Ancora più evidente questa dialettica fortissima e sottile in quel concentrato visivo e formale che è l’uovo di struzzo. In primo luogo, l’uovo era uno dei simboli nello stemma dei Montefeltro, committenti dell’opera; in secondo luogo, una leggenda riportava come gli struzzi potessero riprodursi da soli, dunque un riferimento alla Verginità di Maria, carnalità e purezza virginale, che si sostanzia nella purezza formale dell’uovo. Infine risultava evidente il riferimento, usato più volte – ad esempio da Leonardo da Vinci e Correggio – al mito di Leda, fecondata da Zeus sotto forma di Cigno e partoriente due uova coi figli di Zeus, ma anche del marito Tindaro: due immortali (Polluce ed Elena), due mortali (Castore e Clitennestra). Anche qui troviamo presente dunque la dualità tra eterno, immortale, ineffabile, e umano transeunte e finito. Dunque, l’uovo compendia in sé e concentra tutte le ambiguità visive che Piero genialmente rielabora in forma nella Pala. Forma perfetta, liscia conchiusa, bastante a sé stessa, luminosità concentrata e quasi sferica, e allo stesso tempo veicolo di fecondità, di espansione generatrice e possibilmente caotica, divenire plurale, anche se una pluralità formalmente sorvegliatissima come quella di Piero.

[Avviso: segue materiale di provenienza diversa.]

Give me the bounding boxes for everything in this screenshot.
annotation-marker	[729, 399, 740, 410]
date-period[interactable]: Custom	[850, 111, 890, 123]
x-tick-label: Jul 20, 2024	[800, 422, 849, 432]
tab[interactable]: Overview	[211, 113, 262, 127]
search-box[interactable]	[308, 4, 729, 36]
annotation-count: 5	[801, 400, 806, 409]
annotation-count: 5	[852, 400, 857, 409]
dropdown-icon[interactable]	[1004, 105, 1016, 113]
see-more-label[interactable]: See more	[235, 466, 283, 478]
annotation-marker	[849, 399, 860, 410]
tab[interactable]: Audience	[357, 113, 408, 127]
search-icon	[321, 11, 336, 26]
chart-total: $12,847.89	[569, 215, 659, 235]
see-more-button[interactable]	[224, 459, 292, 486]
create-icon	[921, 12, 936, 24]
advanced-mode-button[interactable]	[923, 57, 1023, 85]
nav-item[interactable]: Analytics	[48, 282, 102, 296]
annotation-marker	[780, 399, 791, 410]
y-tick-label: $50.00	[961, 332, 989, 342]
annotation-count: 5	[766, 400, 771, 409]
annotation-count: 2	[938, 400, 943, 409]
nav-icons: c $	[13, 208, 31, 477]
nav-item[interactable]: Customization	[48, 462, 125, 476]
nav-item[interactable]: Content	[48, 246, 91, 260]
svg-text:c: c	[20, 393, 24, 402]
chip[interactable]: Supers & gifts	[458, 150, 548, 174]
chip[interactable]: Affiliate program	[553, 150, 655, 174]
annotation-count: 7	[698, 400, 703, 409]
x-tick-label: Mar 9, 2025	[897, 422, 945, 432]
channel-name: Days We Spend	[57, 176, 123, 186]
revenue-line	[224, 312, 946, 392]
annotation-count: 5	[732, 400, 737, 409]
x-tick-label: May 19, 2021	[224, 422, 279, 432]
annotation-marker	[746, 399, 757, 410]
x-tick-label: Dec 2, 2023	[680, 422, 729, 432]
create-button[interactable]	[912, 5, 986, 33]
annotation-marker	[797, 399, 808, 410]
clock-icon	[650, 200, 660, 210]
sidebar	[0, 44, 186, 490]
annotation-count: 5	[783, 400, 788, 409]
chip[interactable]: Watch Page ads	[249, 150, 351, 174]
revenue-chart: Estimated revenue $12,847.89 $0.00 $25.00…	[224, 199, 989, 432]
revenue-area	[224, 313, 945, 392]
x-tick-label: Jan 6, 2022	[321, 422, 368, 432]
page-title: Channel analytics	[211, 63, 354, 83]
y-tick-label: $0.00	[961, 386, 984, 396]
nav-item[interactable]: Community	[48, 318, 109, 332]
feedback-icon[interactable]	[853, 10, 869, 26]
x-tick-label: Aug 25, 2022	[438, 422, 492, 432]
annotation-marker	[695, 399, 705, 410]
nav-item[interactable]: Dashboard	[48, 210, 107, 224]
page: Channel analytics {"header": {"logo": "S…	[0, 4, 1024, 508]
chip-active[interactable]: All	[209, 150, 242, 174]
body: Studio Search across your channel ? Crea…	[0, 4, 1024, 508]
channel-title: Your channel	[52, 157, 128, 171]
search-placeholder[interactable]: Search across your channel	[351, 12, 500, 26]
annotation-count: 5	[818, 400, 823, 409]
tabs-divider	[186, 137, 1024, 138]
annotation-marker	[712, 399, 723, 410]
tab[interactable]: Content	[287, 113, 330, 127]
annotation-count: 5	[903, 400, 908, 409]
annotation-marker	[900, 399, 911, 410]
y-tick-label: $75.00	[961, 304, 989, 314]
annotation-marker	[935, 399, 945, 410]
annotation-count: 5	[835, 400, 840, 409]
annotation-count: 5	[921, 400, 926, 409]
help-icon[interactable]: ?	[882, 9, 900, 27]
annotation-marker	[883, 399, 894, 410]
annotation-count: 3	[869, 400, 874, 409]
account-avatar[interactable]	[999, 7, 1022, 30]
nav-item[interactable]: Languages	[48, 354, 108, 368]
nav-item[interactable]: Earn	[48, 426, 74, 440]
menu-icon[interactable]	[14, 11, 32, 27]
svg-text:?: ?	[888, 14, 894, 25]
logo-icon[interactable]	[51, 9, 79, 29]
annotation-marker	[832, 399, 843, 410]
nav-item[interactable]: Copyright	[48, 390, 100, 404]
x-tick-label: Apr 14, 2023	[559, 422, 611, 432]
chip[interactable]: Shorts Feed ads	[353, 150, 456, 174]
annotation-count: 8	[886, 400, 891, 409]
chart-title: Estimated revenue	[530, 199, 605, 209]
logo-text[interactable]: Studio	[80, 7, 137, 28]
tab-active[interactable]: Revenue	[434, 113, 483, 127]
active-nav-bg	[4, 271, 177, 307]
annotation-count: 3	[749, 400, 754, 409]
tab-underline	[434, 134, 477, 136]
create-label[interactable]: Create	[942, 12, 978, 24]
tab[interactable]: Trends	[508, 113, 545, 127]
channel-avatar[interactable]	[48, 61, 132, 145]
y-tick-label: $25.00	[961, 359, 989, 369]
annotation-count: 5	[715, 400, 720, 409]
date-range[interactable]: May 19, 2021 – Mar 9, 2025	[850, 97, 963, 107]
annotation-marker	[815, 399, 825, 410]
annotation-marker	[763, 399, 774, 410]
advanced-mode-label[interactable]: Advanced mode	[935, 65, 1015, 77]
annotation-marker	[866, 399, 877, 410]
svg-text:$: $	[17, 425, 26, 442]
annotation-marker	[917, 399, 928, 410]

Una pluralità che assume anche i tratti di riflessione filosofica sul Mistero: la Sacra Conversazione – nei volti impassibili (non inespressivi, si badi bene) dei Santi, della Vergine, perfino del Bambino assopito – è allo stesso tempo dialogo e silenzio, concentrazione assoluta su sé stessi, spazio esterno descritto e impostato, spazio interno abissale e introvertito.
Nell’uovo dunque si compendiano, dunque, tre elementi del trattato in figura di Piero: formale, metafisico, e mistico-carnale. Formale: l’uovo è oggetto metafisico, bastante a sé stesso, liscio, perlaceo (si è anche pensato, senza però poter dare eccessive prove di ciò, che l’oggetto appeso non fosse un uovo ma una perla, appunto), ma in quanto oggetto portato alla metamorfosi, alla trasformazione, in questo caso alla Generazione, in quanto l’uovo racchiude in piccolo, nel particolare, il generale espanso di tutto il reale nella Pala, luce, colore, materia, divenire, pluralità. Metafisico: in quanto l’uovo nella sua forma perfetta appunto, riproduce l’ordine matematico-geometrico, architettonico e organizzatissimo costruito da Piero, a cui non fa ombra neanche il taglio della Pala, nella parte superiore soprattutto, che ampliava ulteriormente il dato prospettico e fissava, attraverso la mediazione di una specie di arcone, la distanza-membrana tra spazio metafisico di Madonna e santi e spazio umano di chi guardava. Mistico e carnale: in quanto l’uovo, perfettamente liscio e fecondato dalla luce, è sia forma perfetta, non progettata da nessuno, data a priori, originaria, sia ineffabile, assoluta, pura luce, finito ed infinito saldati in potenza. Come potenza generatrice poi, e del tutto libera, diventa anche spazio vitale, raddoppiamento della maternità di Maria su cui pende a piombo in simmetria perfetta. La mistica, al contrario dell’ordine metafisico architettonico, si dà non nella costruzione matematica ma nell’infinito della Luce, di cui la generazione in oggetti e corpi è sia riproduzione caotica, a sua volta infinita nella possibile varietà di enti, sia manifestazione perfettamente coerente. Essere e divenire, corporalità e luce, possono dunque convivere.